Accéléré par le GPU, sur le GPU que tu as déjà.
Faire tourner des modèles en local rime d'habitude avec un projet de configuration : un toolkit CUDA, un environnement Python, une version de pilote qui doit correspondre. privstory est une application native avec l'accélération intégrée au téléchargement. Installe-la, et elle utilise ce que ta machine possède.
Un installeur par plateforme, aucun toolkit
Sur macOS, Apple Silicon utilise automatiquement le backend Metal. Il n'y a rien à sélectionner ni rien à installer à côté.
Sous Windows et Linux, les builds utilisent Vulkan, qui couvre les GPU NVIDIA, AMD, Intel et intégrés depuis le même installeur. Il n'y a pas de build CUDA séparé à choisir ni de toolkit de pilote à configurer. Si aucun GPU utilisable n'est trouvé, l'application se replie sur le CPU au lieu de refuser de démarrer.
De combien de mémoire tu as vraiment besoin
Il n'y a pas de chiffre unique, parce que privstory ne fournit pas les modèles. Un module apporte son propre modèle de chat et son modèle d'image, donc le besoin est celui des modèles de ce module. Un petit module tourne confortablement sur un matériel modeste ; un grand veut beaucoup de VRAM.
Le détail utile, c'est que les deux modèles ne sont jamais en mémoire en même temps. La mémoire de pointe est fixée par le plus grand du modèle de chat et du modèle d'image, pas par leur somme, c'est ce qui rend un module à deux gros modèles jouable sur un seul GPU de milieu de gamme.
À quoi ressemblent les performances
La génération de texte est la moitié la plus légère. Sur un Mac Apple Silicon récent ou un GPU dédié, les réponses arrivent à peu près au rythme de lecture, moment à partir duquel la conversation semble vivante plutôt que traitée par lots.
La génération d'images est la moitié la plus lourde et le test le plus clair de ton matériel. Sur un GPU capable, un portrait ou un décor arrive en quelques secondes. Sur un graphique intégré, c'est nettement plus long, et en repli CPU c'est lent, utilisable pour essayer l'application, mais pas comparable à ce que c'est sur un GPU.

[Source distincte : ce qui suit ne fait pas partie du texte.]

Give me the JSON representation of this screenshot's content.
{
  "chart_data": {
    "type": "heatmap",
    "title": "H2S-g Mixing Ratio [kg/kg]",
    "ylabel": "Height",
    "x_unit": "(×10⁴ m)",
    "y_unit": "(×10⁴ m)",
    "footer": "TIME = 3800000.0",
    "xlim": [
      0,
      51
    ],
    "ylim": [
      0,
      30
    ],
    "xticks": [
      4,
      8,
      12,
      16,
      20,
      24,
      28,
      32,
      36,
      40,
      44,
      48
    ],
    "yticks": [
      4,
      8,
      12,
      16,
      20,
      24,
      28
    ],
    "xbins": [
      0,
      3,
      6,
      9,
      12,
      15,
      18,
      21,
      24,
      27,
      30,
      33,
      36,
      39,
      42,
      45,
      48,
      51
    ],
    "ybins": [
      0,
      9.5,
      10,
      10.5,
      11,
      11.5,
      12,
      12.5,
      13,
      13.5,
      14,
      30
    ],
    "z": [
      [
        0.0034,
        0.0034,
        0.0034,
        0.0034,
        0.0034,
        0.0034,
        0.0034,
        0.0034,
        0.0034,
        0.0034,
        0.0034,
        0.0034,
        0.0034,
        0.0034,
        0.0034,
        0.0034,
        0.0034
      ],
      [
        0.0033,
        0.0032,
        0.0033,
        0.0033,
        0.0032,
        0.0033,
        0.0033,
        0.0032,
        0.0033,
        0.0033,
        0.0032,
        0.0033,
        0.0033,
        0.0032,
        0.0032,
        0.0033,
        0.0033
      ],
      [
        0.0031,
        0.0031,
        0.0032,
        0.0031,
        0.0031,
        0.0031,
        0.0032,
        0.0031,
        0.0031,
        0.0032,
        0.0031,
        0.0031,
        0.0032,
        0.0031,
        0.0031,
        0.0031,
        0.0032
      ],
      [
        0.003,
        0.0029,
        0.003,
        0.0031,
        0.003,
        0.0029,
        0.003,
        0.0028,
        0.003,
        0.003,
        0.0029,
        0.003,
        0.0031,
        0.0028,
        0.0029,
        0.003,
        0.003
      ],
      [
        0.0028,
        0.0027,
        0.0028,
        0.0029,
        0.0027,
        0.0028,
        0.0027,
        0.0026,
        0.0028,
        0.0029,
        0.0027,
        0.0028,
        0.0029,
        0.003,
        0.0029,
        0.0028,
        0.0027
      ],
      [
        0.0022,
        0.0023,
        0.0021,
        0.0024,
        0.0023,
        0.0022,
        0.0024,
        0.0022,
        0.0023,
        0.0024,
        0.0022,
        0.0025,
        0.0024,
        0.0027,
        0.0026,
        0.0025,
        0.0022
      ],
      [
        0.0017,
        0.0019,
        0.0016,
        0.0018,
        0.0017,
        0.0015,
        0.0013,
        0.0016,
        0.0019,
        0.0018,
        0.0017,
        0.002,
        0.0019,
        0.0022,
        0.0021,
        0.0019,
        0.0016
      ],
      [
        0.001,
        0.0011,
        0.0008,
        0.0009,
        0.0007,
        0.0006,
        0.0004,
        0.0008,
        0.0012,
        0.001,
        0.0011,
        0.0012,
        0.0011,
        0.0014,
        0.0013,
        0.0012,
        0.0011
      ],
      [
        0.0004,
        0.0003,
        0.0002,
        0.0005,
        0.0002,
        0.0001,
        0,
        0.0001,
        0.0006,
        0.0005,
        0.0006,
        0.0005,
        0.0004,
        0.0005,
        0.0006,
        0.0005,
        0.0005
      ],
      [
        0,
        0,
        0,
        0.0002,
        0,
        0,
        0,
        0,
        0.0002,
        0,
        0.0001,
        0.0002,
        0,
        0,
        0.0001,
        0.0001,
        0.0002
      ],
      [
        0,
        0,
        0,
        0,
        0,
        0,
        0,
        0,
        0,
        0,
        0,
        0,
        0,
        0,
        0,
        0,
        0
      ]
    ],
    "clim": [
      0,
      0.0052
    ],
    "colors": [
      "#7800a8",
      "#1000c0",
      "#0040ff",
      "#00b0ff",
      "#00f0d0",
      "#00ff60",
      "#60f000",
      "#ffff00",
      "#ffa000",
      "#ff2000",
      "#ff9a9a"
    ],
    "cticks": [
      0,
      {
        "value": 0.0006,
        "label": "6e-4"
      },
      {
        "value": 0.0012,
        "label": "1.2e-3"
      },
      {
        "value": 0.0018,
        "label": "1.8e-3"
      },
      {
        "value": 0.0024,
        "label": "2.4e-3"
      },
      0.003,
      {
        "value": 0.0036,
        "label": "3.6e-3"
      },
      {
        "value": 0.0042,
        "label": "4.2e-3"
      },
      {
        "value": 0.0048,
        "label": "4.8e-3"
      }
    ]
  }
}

Rien n'est déchargé vers nous
Il n'y a pas de mode hybride où le travail difficile part discrètement vers un serveur. Chaque jeton et chaque pixel est calculé sur ta machine, ce qui rend la confidentialité et l'absence de limites d'usage possibles tout court.
La conséquence mérite d'être dite clairement : ton matériel est le plafond de performance. C'est l'échange que tu fais pour un chat sans facturation, sans compte et sans données qui quittent l'appareil.
Questions fréquentes.
Faut-il un GPU NVIDIA sous Windows ou Linux ?
Non. Chaque téléchargement est accéléré par le GPU d'origine. macOS utilise Metal ; les builds Windows et Linux utilisent Vulkan, donc les GPU NVIDIA, AMD, Intel et intégrés sont tous pris en charge par le même installeur, sans build séparé ni toolkit de pilote. L'application se replie sur le CPU si elle ne trouve pas de GPU utilisable.
De combien de VRAM ai-je besoin ?
Cela dépend du module, puisque le module fournit les deux modèles. Comme le modèle de chat et le modèle d'image ne sont jamais en mémoire en même temps, tu as besoin d'assez pour le plus grand des deux, pas pour les deux réunis.
Ça tourne sans GPU du tout ?
Oui, avec un repli CPU. La génération de texte est tolérable ; la génération d'images est lente. C'est une façon d'essayer l'application plutôt que l'expérience pour laquelle elle est faite.
Quelque chose tourne-t-il sur un serveur pour des raisons de performance ?
Non. Il n'y a aucun déchargement d'aucune sorte. Le seul accès réseau est le téléchargement unique du modèle et, si tu saisis une clé de licence, une vérification de licence légère.